That makes it the deadliest year since the non-profit organisation started monitoring such abuses in 2002 – and a 59% increase on 2014. Campaigners suspect many more cases go unreported.

“Demand for natural resources is cranking up pressure on the environment,” report author Billy Kyte told Climate Home.

In Brazil, the worst affected country with 50 murders, gangs of illegal loggers cut down valuable hardwoods. Operating deep in the Amazon rainforest, their violence goes largely unpunished.

Meanwhile several African governments collude in intimidating activists, Global Witness claims.
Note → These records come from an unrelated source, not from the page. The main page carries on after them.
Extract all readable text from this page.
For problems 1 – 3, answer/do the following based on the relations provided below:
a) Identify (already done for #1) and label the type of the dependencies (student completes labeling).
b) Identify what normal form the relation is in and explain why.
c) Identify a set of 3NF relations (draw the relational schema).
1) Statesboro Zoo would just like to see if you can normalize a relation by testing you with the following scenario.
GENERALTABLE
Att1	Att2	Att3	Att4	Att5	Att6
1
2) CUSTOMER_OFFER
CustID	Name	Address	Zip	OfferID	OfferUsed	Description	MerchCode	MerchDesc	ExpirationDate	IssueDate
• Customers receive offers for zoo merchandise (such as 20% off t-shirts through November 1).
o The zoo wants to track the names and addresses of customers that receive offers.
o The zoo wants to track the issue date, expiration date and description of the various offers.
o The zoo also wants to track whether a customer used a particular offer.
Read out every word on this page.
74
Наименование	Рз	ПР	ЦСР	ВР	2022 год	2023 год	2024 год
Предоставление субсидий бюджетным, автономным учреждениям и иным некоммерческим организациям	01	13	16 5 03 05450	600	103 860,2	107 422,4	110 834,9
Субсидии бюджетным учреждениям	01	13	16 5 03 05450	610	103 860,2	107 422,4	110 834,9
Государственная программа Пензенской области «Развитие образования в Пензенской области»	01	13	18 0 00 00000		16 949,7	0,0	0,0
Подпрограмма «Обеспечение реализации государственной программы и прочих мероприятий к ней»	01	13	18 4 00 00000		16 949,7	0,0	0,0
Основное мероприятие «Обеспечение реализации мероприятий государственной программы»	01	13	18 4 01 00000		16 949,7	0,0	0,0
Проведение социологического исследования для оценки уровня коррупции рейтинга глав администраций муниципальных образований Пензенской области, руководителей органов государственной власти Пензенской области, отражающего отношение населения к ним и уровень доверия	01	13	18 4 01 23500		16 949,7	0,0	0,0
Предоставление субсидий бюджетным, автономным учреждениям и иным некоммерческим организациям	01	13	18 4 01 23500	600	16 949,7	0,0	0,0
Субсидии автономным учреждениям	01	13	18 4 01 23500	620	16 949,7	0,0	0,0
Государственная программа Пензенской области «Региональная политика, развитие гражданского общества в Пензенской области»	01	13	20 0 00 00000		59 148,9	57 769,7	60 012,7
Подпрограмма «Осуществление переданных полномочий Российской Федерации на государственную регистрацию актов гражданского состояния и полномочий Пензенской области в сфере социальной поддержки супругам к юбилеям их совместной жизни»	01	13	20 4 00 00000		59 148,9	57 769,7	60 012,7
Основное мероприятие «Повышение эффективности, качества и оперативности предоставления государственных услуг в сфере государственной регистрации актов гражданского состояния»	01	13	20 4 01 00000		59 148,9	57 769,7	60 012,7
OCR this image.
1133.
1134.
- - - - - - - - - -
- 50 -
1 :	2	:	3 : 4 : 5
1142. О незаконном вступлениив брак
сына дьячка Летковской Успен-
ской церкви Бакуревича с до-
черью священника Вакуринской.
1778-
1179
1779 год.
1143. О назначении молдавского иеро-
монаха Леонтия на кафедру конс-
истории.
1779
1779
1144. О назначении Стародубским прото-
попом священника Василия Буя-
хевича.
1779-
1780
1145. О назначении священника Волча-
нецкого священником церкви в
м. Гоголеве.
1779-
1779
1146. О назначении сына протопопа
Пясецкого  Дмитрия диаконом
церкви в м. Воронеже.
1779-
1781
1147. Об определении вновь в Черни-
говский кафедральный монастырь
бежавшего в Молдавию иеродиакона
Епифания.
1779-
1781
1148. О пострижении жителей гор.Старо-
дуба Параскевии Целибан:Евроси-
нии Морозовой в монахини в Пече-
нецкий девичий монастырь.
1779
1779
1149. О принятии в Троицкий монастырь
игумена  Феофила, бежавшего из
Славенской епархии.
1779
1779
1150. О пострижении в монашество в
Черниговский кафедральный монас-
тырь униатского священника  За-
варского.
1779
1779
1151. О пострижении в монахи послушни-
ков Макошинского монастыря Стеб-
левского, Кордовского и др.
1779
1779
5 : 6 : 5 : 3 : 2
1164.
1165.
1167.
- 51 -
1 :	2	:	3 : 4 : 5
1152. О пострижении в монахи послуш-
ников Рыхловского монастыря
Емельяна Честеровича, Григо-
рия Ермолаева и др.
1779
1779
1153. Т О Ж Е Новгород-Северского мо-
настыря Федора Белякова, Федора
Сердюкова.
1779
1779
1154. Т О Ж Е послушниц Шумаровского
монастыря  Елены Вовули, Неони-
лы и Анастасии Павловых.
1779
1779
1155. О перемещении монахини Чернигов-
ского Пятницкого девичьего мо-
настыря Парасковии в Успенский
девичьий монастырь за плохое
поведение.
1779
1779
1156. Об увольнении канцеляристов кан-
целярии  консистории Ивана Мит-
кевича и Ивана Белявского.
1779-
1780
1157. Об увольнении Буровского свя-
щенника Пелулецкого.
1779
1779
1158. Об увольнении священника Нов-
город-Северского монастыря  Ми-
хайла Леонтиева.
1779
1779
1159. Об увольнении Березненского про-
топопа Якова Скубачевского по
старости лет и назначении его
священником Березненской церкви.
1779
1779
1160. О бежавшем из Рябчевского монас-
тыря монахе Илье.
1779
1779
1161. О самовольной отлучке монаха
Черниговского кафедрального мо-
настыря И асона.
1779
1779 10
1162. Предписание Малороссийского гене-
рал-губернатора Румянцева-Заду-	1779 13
It gives examples of protesters facing legal harassment in Cameroon, Sierra Leone, Madagascar and the Democratic Republic of Congo.

Report: UN envoy warns of environmental activist murder ‘epidemic’

“Defending the environment has become a new battleground for human rights,” said John Knox, UN special rapporteur on human rights and the environment.

“As this Global Witness report shows, environmental activists are being killed in record numbers all over the world.

“It is past time for governments to recognize that these people are on the frontline of the struggle to save the environment and should be treated as heroes – not criminalized or branded as ‘anti-development’ by powerful interests eager to make a profit from exploiting their natural resources.”

Global Witness is calling on governments to recognise community land rights, protect activists at risk and investigate crimes.

It also urges businesses to seek informed, prior consent from communities for resource exploration.

“The murders that are going unpunished in remote mining villages or deep within rainforests are fuelled by the choices consumers are making on the other side of the world,” said Kyte.

“Companies and investors must cut ties with projects that trample over communities’ rights to their land.”